Jessie Willcox Smith Oil Painting with Charcoal, ca. 1890
This painting belonged to my grandmother. And she had a big, old house that was kind of magical to us kids growing up. And this painting was on the second floor landing of a spiral staircase that she had in the house. So when my grandmother passed away in the early '80s, I said, "Could I have this painting to remember her by?" And so I've had the painting ever since. Hand written on the back it says who the artist is, the name of the painting, the original cost that she paid, which, it's hard to read, but it looks like it's maybe either $20 or $200.
Jessie Willcox Smith is one of the great American illustrators. She was born in 1863, and she studied with Howard Pyle, who was one of the master illustrators of the Brandywine School of Philadelphia. Jessie Willcox Smith was a very popular illustrator at the turn of the century. She did a lot of work for Scribners magazine. And she never married, but she used children as her subjects in almost every picture. This is a wonderful example of her work. The date is probably about 1890. She uses several techniques that are very interesting. One is that you have these dynamic diagonals with all these wonderful kind of pencil-point brushstrokes, which also add energy. And then you have this, the rhythm of the leaves also creating more energy. But it's a very tranquil picture. It is. She also uses quite a number of different medium. She uses oil here; she uses charcoal in the boat and all through here. She outlines in charcoal and then paints on top. And it's a wonderful way for her to have built the design of the painting without a whole lot of heavy paint layers. It's really a more modern technique for the time period. Her work is very interesting in several marketplaces. Not only is it the collector of American art, but also the collector of illustrative art and of the Arts & Crafts movement. She was closely linked with several other women artists of the time, all illustrators-- Violet Oakley and Elizabeth Shippen Green, with whom she lived in the Philadelphia area. They were called the "Red Rose Girls." Now, as to the value, do you have any idea at all?

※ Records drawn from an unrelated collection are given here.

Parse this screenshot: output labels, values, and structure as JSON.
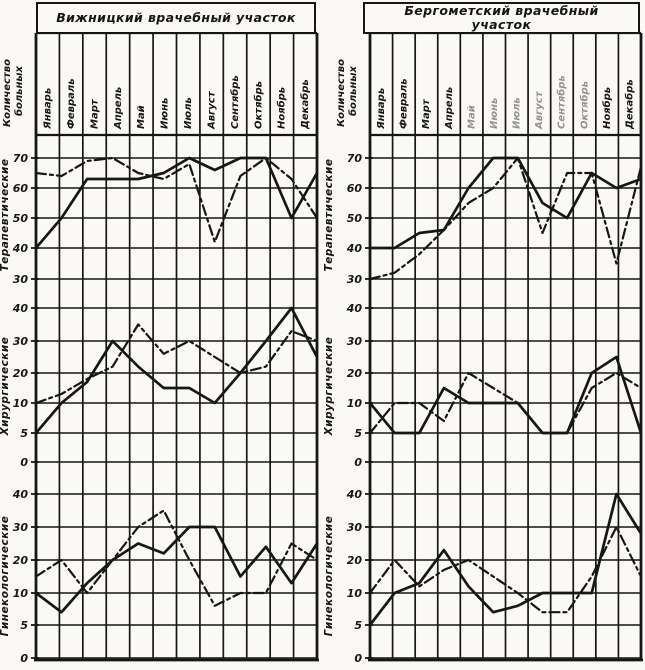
{
  "palette": {
    "ink": "#161616",
    "paper": "#faf9f5"
  },
  "y_axis_title": "Количество больных",
  "y_axis_title_lines": [
    "Количество",
    "больных"
  ],
  "months": [
    "Январь",
    "Февраль",
    "Март",
    "Апрель",
    "Май",
    "Июнь",
    "Июль",
    "Август",
    "Сентябрь",
    "Октябрь",
    "Ноябрь",
    "Декабрь"
  ],
  "chart_data": [
    {
      "type": "line",
      "title": "Вижницкий врачебный участок",
      "categories": [
        "Январь",
        "Февраль",
        "Март",
        "Апрель",
        "Май",
        "Июнь",
        "Июль",
        "Август",
        "Сентябрь",
        "Октябрь",
        "Ноябрь",
        "Декабрь"
      ],
      "legend": "none",
      "grid": "on",
      "panels": [
        {
          "label": "Терапевтические",
          "y_ticks": [
            70,
            60,
            50,
            40,
            30
          ],
          "ylim": [
            30,
            78
          ],
          "series": [
            {
              "name": "solid-line",
              "style": "solid",
              "values": [
                40,
                50,
                77,
                77,
                77,
                75,
                70,
                74,
                70,
                70,
                50,
                75
              ]
            },
            {
              "name": "dash-dot-line",
              "style": "dashdot",
              "values": [
                65,
                76,
                71,
                70,
                75,
                77,
                72,
                42,
                76,
                70,
                77,
                50
              ]
            }
          ]
        },
        {
          "label": "Хирургические",
          "y_ticks": [
            40,
            30,
            20,
            10,
            5,
            0
          ],
          "ylim": [
            0,
            40
          ],
          "series": [
            {
              "name": "solid-line",
              "style": "solid",
              "values": [
                5,
                10,
                17,
                30,
                22,
                15,
                15,
                10,
                20,
                30,
                40,
                25
              ]
            },
            {
              "name": "dash-dot-line",
              "style": "dashdot",
              "values": [
                10,
                13,
                18,
                22,
                35,
                26,
                30,
                25,
                20,
                22,
                33,
                30
              ]
            }
          ]
        },
        {
          "label": "Гинекологические",
          "y_ticks": [
            40,
            30,
            20,
            10,
            5,
            0
          ],
          "ylim": [
            0,
            40
          ],
          "series": [
            {
              "name": "solid-line",
              "style": "solid",
              "values": [
                10,
                7,
                13,
                20,
                25,
                22,
                30,
                30,
                15,
                24,
                13,
                25
              ]
            },
            {
              "name": "dash-dot-line",
              "style": "dashdot",
              "values": [
                15,
                20,
                10,
                20,
                30,
                35,
                20,
                8,
                10,
                10,
                25,
                20
              ]
            }
          ]
        }
      ]
    },
    {
      "type": "line",
      "title": "Бергометский врачебный участок",
      "categories": [
        "Январь",
        "Февраль",
        "Март",
        "Апрель",
        "Май",
        "Июнь",
        "Июль",
        "Август",
        "Сентябрь",
        "Октябрь",
        "Ноябрь",
        "Декабрь"
      ],
      "legend": "none",
      "grid": "on",
      "faded_month_indices": [
        4,
        5,
        6,
        7,
        8,
        9
      ],
      "panels": [
        {
          "label": "Терапевтические",
          "y_ticks": [
            70,
            60,
            50,
            40,
            30
          ],
          "ylim": [
            30,
            78
          ],
          "series": [
            {
              "name": "solid-line",
              "style": "solid",
              "values": [
                40,
                40,
                45,
                46,
                60,
                70,
                70,
                55,
                50,
                65,
                60,
                77
              ]
            },
            {
              "name": "dash-dot-line",
              "style": "dashdot",
              "values": [
                30,
                32,
                38,
                46,
                55,
                60,
                70,
                45,
                75,
                65,
                35,
                73
              ]
            }
          ]
        },
        {
          "label": "Хирургические",
          "y_ticks": [
            40,
            30,
            20,
            10,
            5,
            0
          ],
          "ylim": [
            0,
            40
          ],
          "series": [
            {
              "name": "solid-line",
              "style": "solid",
              "values": [
                10,
                5,
                5,
                15,
                10,
                10,
                10,
                5,
                5,
                20,
                25,
                5
              ]
            },
            {
              "name": "dash-dot-line",
              "style": "dashdot",
              "values": [
                5,
                10,
                10,
                7,
                20,
                15,
                10,
                5,
                5,
                15,
                20,
                15
              ]
            }
          ]
        },
        {
          "label": "Гинекологические",
          "y_ticks": [
            40,
            30,
            20,
            10,
            5,
            0
          ],
          "ylim": [
            0,
            40
          ],
          "series": [
            {
              "name": "solid-line",
              "style": "solid",
              "values": [
                5,
                10,
                13,
                23,
                12,
                7,
                8,
                10,
                10,
                10,
                40,
                28
              ]
            },
            {
              "name": "dash-dot-line",
              "style": "dashdot",
              "values": [
                10,
                20,
                12,
                17,
                20,
                15,
                10,
                7,
                7,
                15,
                30,
                15
              ]
            }
          ]
        }
      ]
    }
  ]
}
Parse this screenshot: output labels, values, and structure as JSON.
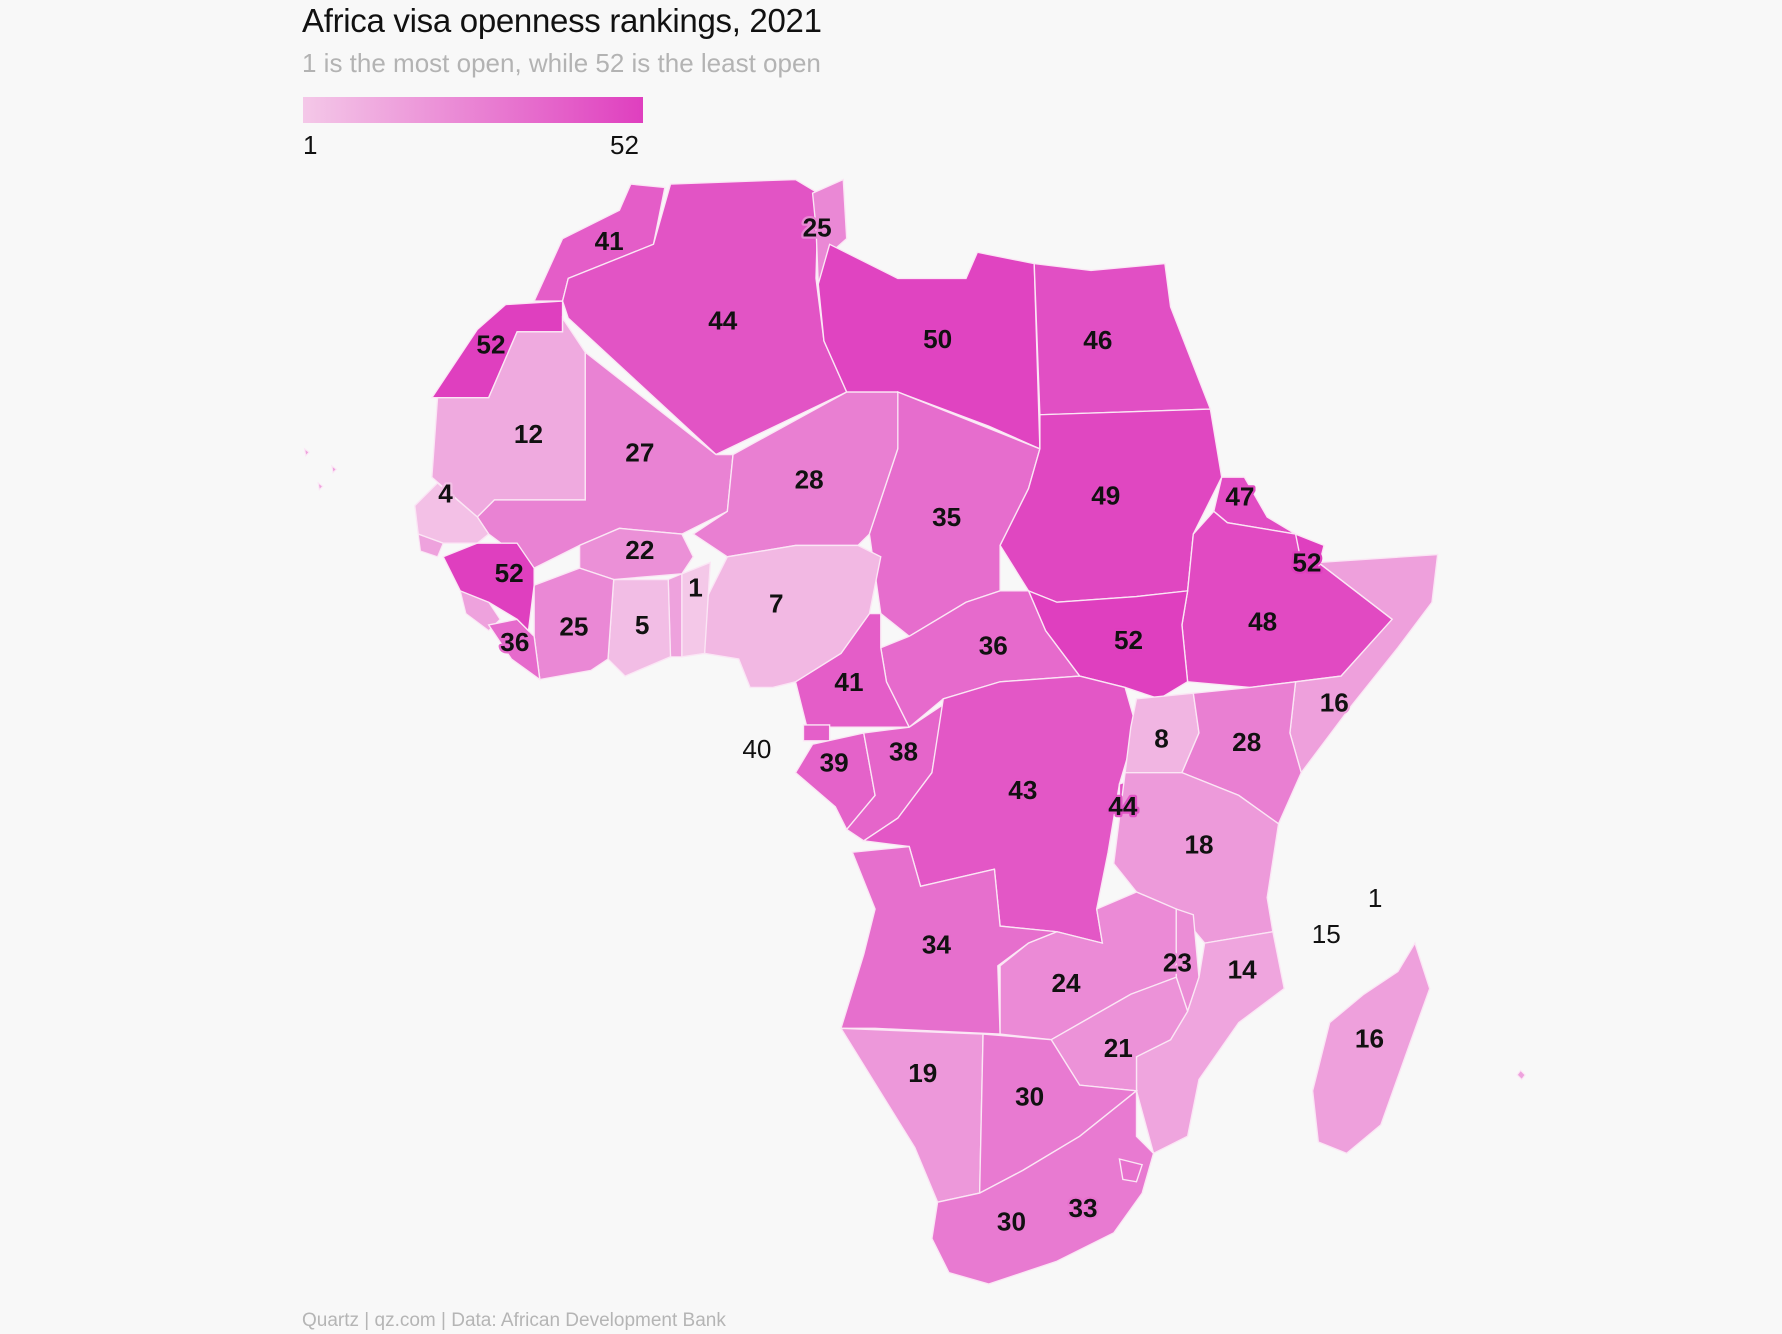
{
  "title": "Africa visa openness rankings, 2021",
  "subtitle": "1 is the most open, while 52 is the least open",
  "legend": {
    "min_label": "1",
    "max_label": "52",
    "min_color": "#f4c8e8",
    "max_color": "#df3fbf"
  },
  "source": "Quartz | qz.com | Data: African Development Bank",
  "chart_data": {
    "type": "choropleth",
    "title": "Africa visa openness rankings, 2021",
    "scale": {
      "min": 1,
      "max": 52
    },
    "ranks": [
      41,
      52,
      44,
      25,
      50,
      46,
      12,
      27,
      28,
      35,
      49,
      47,
      48,
      52,
      16,
      52,
      36,
      41,
      7,
      1,
      5,
      22,
      25,
      36,
      52,
      4,
      40,
      39,
      38,
      43,
      8,
      28,
      44,
      18,
      34,
      24,
      23,
      14,
      21,
      19,
      30,
      30,
      33,
      16,
      1,
      15
    ]
  }
}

I have no idea. I didn't even know if it was a real painting. I mean, I didn't even know if it was real.
Right, well, it's real. And in a New York gallery, the retail price would be in the $125,000 range.
(voice quivering): Are you serious?
Wow. I had no idea. Sorry. (both laughing)
So, I will also mention that this is called a Whistler style frame. And it's very much of that Arts & Crafts movement.
Wow, okay. Oh, my goodness. I'd better handle it carefully going home.